Avec la finalisation de l'acquisition, annoncée l'été dernier, de la belge Aion Bank et de son fournisseur technologique Vodeno, UniCredit confirme sa stratégie agressive d'ajustement de son modèle pour l'ère « digitale ». Quitte à courir plusieurs lièvres à la fois, sans trop se préoccuper de la cohérence entre ses différentes « aventures ».
D'emblée, l'institution italienne semble ainsi faire le grand écart entre cette opération, sur laquelle elle mise en grande partie pour rajeunir sa vision de ses métiers, et ses visées sur l'allemande CommerzBank (qui semblent aujourd'hui au point mort), établissement historique s'il en est. Il est vrai que dans les deux cas, l'expansion géographique européenne – en priorité vers la Pologne pour ce qui concerne Aion – figure au cœur des ambitions. Mais celle-ci réserve également sa dose d'ambiguïté.

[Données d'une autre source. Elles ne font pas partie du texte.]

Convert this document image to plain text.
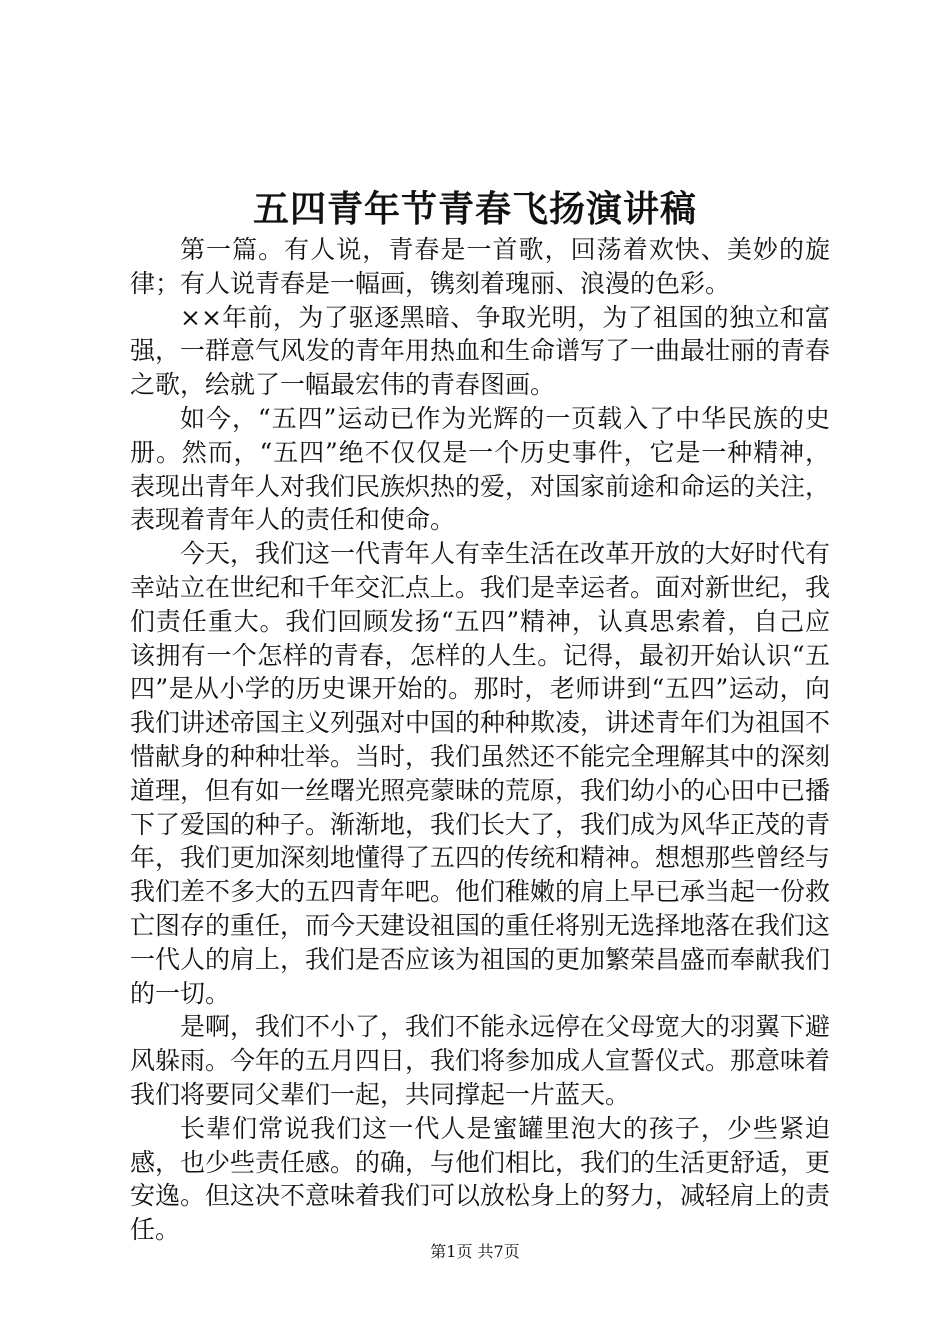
五四青年节青春飞扬演讲稿

第一篇。有人说，青春是一首歌，回荡着欢快、美妙的旋律；有人说青春是一幅画，镌刻着瑰丽、浪漫的色彩。

××年前，为了驱逐黑暗、争取光明，为了祖国的独立和富强，一群意气风发的青年用热血和生命谱写了一曲最壮丽的青春之歌，绘就了一幅最宏伟的青春图画。

如今，“五四”运动已作为光辉的一页载入了中华民族的史册。然而，“五四”绝不仅仅是一个历史事件，它是一种精神，表现出青年人对我们民族炽热的爱，对国家前途和命运的关注，表现着青年人的责任和使命。

今天，我们这一代青年人有幸生活在改革开放的大好时代有幸站立在世纪和千年交汇点上。我们是幸运者。面对新世纪，我们责任重大。我们回顾发扬“五四”精神，认真思索着，自己应该拥有一个怎样的青春，怎样的人生。记得，最初开始认识“五四”是从小学的历史课开始的。那时，老师讲到“五四”运动，向我们讲述帝国主义列强对中国的种种欺凌，讲述青年们为祖国不惜献身的种种壮举。当时，我们虽然还不能完全理解其中的深刻道理，但有如一丝曙光照亮蒙昧的荒原，我们幼小的心田中已播下了爱国的种子。渐渐地，我们长大了，我们成为风华正茂的青年，我们更加深刻地懂得了五四的传统和精神。想想那些曾经与我们差不多大的五四青年吧。他们稚嫩的肩上早已承当起一份救亡图存的重任，而今天建设祖国的重任将别无选择地落在我们这一代人的肩上，我们是否应该为祖国的更加繁荣昌盛而奉献我们的一切。

是啊，我们不小了，我们不能永远停在父母宽大的羽翼下避风躲雨。今年的五月四日，我们将参加成人宣誓仪式。那意味着我们将要同父辈们一起，共同撑起一片蓝天。

长辈们常说我们这一代人是蜜罐里泡大的孩子，少些紧迫感，也少些责任感。的确，与他们相比，我们的生活更舒适，更安逸。但这决不意味着我们可以放松身上的努力，减轻肩上的责任。

第1页 共7页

En parallèle, l'ajout de Vodeno à sa panoplie suscite en effet chez l'italienne de sérieuses velléités de développer dans les principaux marchés où elle est présente les activités de « banque en services » – permettant de proposer à des entreprises non financières de distribuer de manière totalement transparente des produits et services de gestion de comptes, de paiement, de crédit… – qui constituent une des particularités (évidemment attractives) de la collaboration de la jeune pousse avec Aion.
Et ce n'est pas tout ! Il est en outre question de capitaliser sur les pratiques et le socle logiciel à l'état de l'art de Vodeno – nativement compatible avec l'infonuagique, entièrement basé sur une architecture d'API (et mâtiné de blockchain, dont elle est de la sorte une des dernières adeptes de son mythe désormais périmé) – dans le but de disposer d'une plate-forme autorisant la création rapide, à moindre coût, de solutions susceptibles de répondre aux besoins des nouveaux segments qu'elle désire cibler.

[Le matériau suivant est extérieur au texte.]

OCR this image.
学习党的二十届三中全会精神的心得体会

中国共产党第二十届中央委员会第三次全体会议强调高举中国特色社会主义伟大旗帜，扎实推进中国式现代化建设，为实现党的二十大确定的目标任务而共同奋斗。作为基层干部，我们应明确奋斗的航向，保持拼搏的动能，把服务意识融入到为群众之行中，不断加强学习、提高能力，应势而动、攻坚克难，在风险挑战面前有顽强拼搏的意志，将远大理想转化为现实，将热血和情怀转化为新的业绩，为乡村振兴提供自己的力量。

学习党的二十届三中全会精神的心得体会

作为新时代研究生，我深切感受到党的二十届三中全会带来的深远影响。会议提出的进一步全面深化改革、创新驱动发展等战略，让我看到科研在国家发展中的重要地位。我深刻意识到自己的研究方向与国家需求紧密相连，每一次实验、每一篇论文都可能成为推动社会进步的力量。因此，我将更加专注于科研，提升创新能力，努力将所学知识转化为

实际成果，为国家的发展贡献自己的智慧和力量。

Sur ce volet de la modernisation « digitale », UniCredit souligne son positionnement spécifique à la croisée des acteurs traditionnels qui lancent une marque et une offre dédiées moyennant des investissements lourds (approche sur laquelle elle s'est déjà elle-même plus ou moins cassé les dents), les fournisseurs de technologie qui conçoivent des systèmes génériques et les startups de la FinTech qui manquent de ressources pour déployer un catalogue étendu. L'argument pèserait s'il s'accompagnait d'une perspective de transition de l'existant vers le modèle idéal ainsi esquissé… mais celle-ci n'est que vaguement sous-entendue, jamais exprimée formellement.
Il est vrai qu'une telle orientation ajouterait de la confusion à un plan de croissance déjà trop dispersé et ce d'autant plus que les exemples de réussite en la matière sont plutôt rares (je ne connais que le cas de NAB avec UBank, qui a pris de longues années et a probablement couté une fortune), la plupart des initiatives étant abandonnées en cours de route (faute de persistance dans la démarche ou de courage au moment d'envisager la bascule, entre autres). Ce sera donc, au mieux, une option lointaine.

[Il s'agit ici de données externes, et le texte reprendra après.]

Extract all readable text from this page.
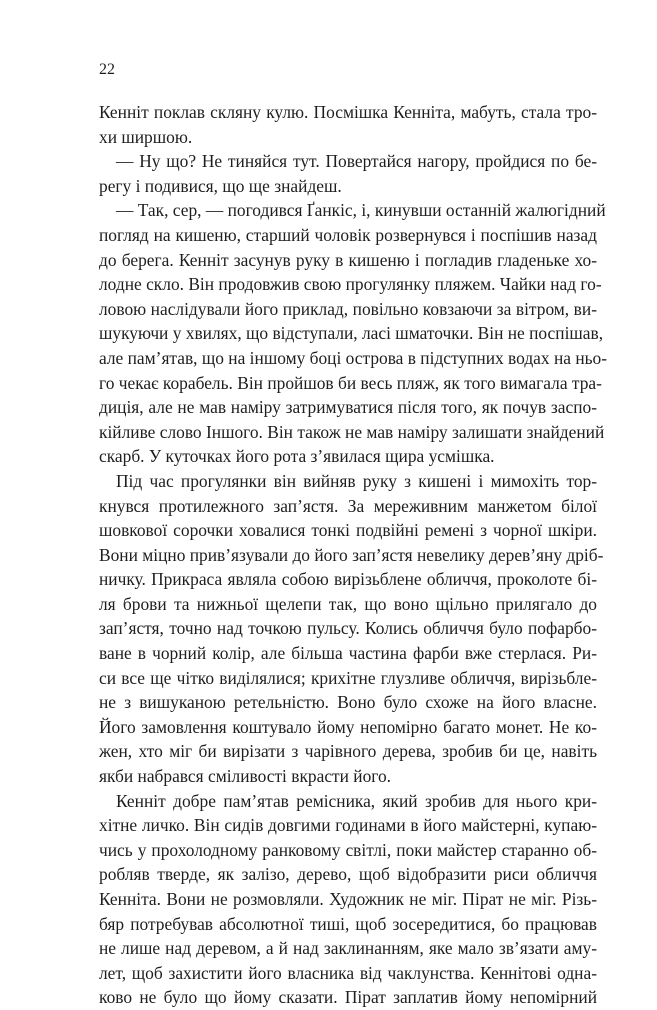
22
Кенніт поклав скляну кулю. Посмішка Кенніта, мабуть, стала тро-
хи ширшою.
— Ну що? Не тиняйся тут. Повертайся нагору, пройдися по бе-
регу і подивися, що ще знайдеш.
— Так, сер, — погодився Ґанкіс, і, кинувши останній жалюгідний
погляд на кишеню, старший чоловік розвернувся і поспішив назад
до берега. Кенніт засунув руку в кишеню і погладив гладеньке хо-
лодне скло. Він продовжив свою прогулянку пляжем. Чайки над го-
ловою наслідували його приклад, повільно ковзаючи за вітром, ви-
шукуючи у хвилях, що відступали, ласі шматочки. Він не поспішав,
але пам’ятав, що на іншому боці острова в підступних водах на ньо-
го чекає корабель. Він пройшов би весь пляж, як того вимагала тра-
диція, але не мав наміру затримуватися після того, як почув заспо-
кійливе слово Іншого. Він також не мав наміру залишати знайдений
скарб. У куточках його рота з’явилася щира усмішка.
Під час прогулянки він вийняв руку з кишені і мимохіть тор-
кнувся протилежного зап’ястя. За мереживним манжетом білої
шовкової сорочки ховалися тонкі подвійні ремені з чорної шкіри.
Вони міцно прив’язували до його зап’ястя невелику дерев’яну дріб-
ничку. Прикраса являла собою вирізьблене обличчя, проколоте бі-
ля брови та нижньої щелепи так, що воно щільно прилягало до
зап’ястя, точно над точкою пульсу. Колись обличчя було пофарбо-
ване в чорний колір, але більша частина фарби вже стерлася. Ри-
си все ще чітко виділялися; крихітне глузливе обличчя, вирізьбле-
не з вишуканою ретельністю. Воно було схоже на його власне.
Його замовлення коштувало йому непомірно багато монет. Не ко-
жен, хто міг би вирізати з чарівного дерева, зробив би це, навіть
якби набрався сміливості вкрасти його.
Кенніт добре пам’ятав ремісника, який зробив для нього кри-
хітне личко. Він сидів довгими годинами в його майстерні, купаю-
чись у прохолодному ранковому світлі, поки майстер старанно об-
робляв тверде, як залізо, дерево, щоб відобразити риси обличчя
Кенніта. Вони не розмовляли. Художник не міг. Пірат не міг. Різь-
бяр потребував абсолютної тиші, щоб зосередитися, бо працював
не лише над деревом, а й над заклинанням, яке мало зв’язати аму-
лет, щоб захистити його власника від чаклунства. Кеннітові одна-
ково не було що йому сказати. Пірат заплатив йому непомірний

À travers la double acquisition d'Aion Bank et de Vodeno, UniCredit démontre une lucidité plutôt rare dans l'industrie quant à la nécessité de ré-évaluer le concept de banque pour le XXIème siècle, autant du point de vue de son infrastructure informatique que de ses méthodes de distribution (en services, notamment). Malheureusement, elle prend un énorme risque avec sa mise en œuvre en choisissant de poursuivre simultanément une stratégie de conquête à laquelle elle devra consacrer des efforts et budgets qu'il vaudrait mieux réserver exclusivement à sa rénovation, prioritaire.